The parents in this family have had their tough times as well. The mother suffered a nervous breakdown at some point in the past, and the rest of the family considers her somewhat fragile. But in the end, she pulls it together, and finds the strength to move them all forward towards their goals. The father is loving, and dedicated to both his wife and son, but perhaps ascribes to larger dreams in life that he doesn’t have the fortitude to fulfill on his own, and is thus stuck living next to his in-laws, and working a sub-standard job for his father in law, while secretly wanting to get out to do what is best for his family. His dreams and desires come out in part in his attempts to grow tomatoes in a bucket on his stoop, and the withered and dead plant is almost a silent co-character in the story.
And finally, the son of the family is both bright and articulate, constantly announcing his family’s activities with a wooden microphone that he made in shop class in preparation to one day become a radio sports announcer. The only non-family member in the play is the realtor who plays an important part in bringing things to fruition in the 2nd act.

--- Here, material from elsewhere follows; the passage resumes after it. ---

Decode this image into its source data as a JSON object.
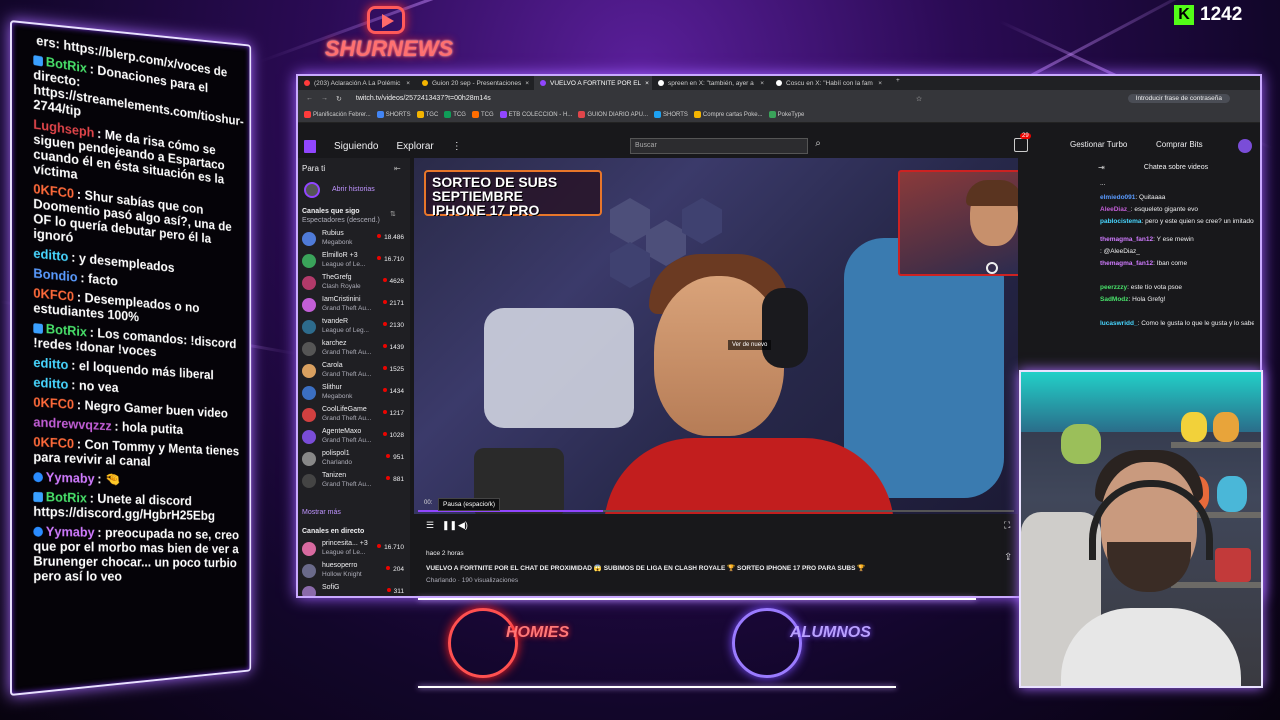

Back Row: Troy Dane, Gary Morgenstein, Carlo Fiorletta, Donna Castellano, Bruce Levy Front Row: Jessica Reness Russell, Alyson Linefsky, Simcha BorensteinAll of the actors in the play showed incredible depth of emotion in bringing their characters to life, and it was amazing to see both the public face that they put on for the other family members, with hints of their real fears and motivations worked in at surprising times in the play. Bruce Levy (Harry Simms) brings grandpa to life in a very believable way, and it is obvious that he is well schooled in his art. He brilliantly plays Harry as both a rough cad, and a loving parent and grandparent who would do anything to keep his family around him, including sabotaging the dreams of his children without realizing it.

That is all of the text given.